Sokhumi Criticizes EU's Abkhaz Policy
Civil Georgia, Tbilisi / 18 Jan.'11 / 01:29

Maxim Gvinjia, foreign minister of breakaway Abkhazia, said Sokhumi was "skeptical" about EU's policy of engagement without recognition, Abkhaz news agency, Apsnipress, reported on January 17.

"We do not see any concrete substance in it except of its declarative and political [nature], which to some extent provides covering for the Georgian strategy of so called occupied territories," Gvinjia told the Abkhaz television.

"We are ready for cooperation with Europe if this cooperation is not imposed on us through Georgia.
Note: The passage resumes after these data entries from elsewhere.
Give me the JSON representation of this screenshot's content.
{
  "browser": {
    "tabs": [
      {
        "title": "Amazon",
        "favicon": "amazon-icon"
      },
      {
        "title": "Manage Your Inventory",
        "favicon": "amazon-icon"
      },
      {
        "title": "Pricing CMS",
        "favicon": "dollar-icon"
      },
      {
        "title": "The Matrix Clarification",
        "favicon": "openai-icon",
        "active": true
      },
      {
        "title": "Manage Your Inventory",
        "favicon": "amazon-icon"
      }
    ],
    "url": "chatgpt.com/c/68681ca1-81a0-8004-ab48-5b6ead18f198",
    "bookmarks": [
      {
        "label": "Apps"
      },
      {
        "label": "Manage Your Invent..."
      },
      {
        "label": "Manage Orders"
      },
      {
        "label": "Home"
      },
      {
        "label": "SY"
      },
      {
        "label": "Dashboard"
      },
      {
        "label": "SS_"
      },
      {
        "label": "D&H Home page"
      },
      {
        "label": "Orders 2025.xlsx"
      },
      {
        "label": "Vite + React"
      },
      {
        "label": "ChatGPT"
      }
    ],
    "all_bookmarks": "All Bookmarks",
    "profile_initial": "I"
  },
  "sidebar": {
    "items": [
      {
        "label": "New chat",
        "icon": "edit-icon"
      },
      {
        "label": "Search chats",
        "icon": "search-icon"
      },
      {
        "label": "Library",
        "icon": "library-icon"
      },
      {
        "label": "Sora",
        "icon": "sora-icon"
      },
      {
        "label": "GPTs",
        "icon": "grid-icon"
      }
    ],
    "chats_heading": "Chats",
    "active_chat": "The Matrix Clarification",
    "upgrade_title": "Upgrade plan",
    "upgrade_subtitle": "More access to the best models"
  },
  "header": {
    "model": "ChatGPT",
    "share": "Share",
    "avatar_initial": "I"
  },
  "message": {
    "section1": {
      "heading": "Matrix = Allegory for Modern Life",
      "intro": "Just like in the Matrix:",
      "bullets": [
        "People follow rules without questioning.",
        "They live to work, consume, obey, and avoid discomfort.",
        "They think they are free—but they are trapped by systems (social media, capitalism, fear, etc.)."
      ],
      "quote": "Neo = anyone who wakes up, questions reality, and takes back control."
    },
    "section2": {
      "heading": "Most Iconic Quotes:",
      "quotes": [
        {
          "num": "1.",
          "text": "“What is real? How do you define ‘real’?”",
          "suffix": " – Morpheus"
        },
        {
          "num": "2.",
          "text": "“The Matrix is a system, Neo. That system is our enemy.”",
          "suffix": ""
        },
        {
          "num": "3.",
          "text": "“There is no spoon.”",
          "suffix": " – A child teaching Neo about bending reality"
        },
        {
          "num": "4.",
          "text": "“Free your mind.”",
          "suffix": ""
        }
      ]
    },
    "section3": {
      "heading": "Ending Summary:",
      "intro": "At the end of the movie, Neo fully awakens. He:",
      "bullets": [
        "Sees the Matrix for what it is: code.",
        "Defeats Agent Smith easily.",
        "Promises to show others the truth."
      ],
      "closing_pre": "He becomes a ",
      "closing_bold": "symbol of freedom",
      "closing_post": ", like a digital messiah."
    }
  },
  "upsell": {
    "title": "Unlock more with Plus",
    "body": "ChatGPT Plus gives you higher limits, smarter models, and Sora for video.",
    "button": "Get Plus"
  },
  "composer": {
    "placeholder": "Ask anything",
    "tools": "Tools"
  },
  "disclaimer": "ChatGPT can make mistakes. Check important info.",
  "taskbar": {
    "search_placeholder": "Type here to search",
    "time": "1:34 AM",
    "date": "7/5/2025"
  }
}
We won't be establishing contacts with the European Union through Georgia," he said.
 
"In the future Europe will be ready to have really civilized dialogue with Abkhazia and the West will change its attitude towards the issue of recognition of Abkhazia some time [in the future]," Gvinjia said and added, that right now Europe "is not ready for cooperation with Abkhazia in a way as it should be."

"But it can't last forever; it's impossible to ignore reality for so long... Non-recognition of Abkhazia by the West and EU is not our problem, it's their problem," he said. 

He also said in the same televised interview that visits of leaders of those countries, which had recognized Abkhazia, were expected in 2011.

Nicaragua, Venezuela and Nauru followed Russia's suit in recognition of Abkhazia and South Ossetia.

In December, 2009 EU agreed "parameters for non-recognition and engagement policy for Abkhazia and South Ossetia" aimed at carving out political and legal space within which the EU can interact with the breakaway regions without their recognition.

In an interview with Civil.ge last May, Peter Semneby, EU's special representative for South Caucasus, said that both the non-recognition and engagement "are indispensable parts of one policy."

"Non-recognition without engagement is counterproductive; it will only lead to raising barriers between the Georgians and people in these regions," he said. "But engagement without non-recognition part is a policy that would mean risk that any step that we take could be instrumentalized in various ways and misused to stake claims in this dispute about status. Engagement is not about status, but in order to disassociate engagement from the status we have to be clear where we stand on the status issue."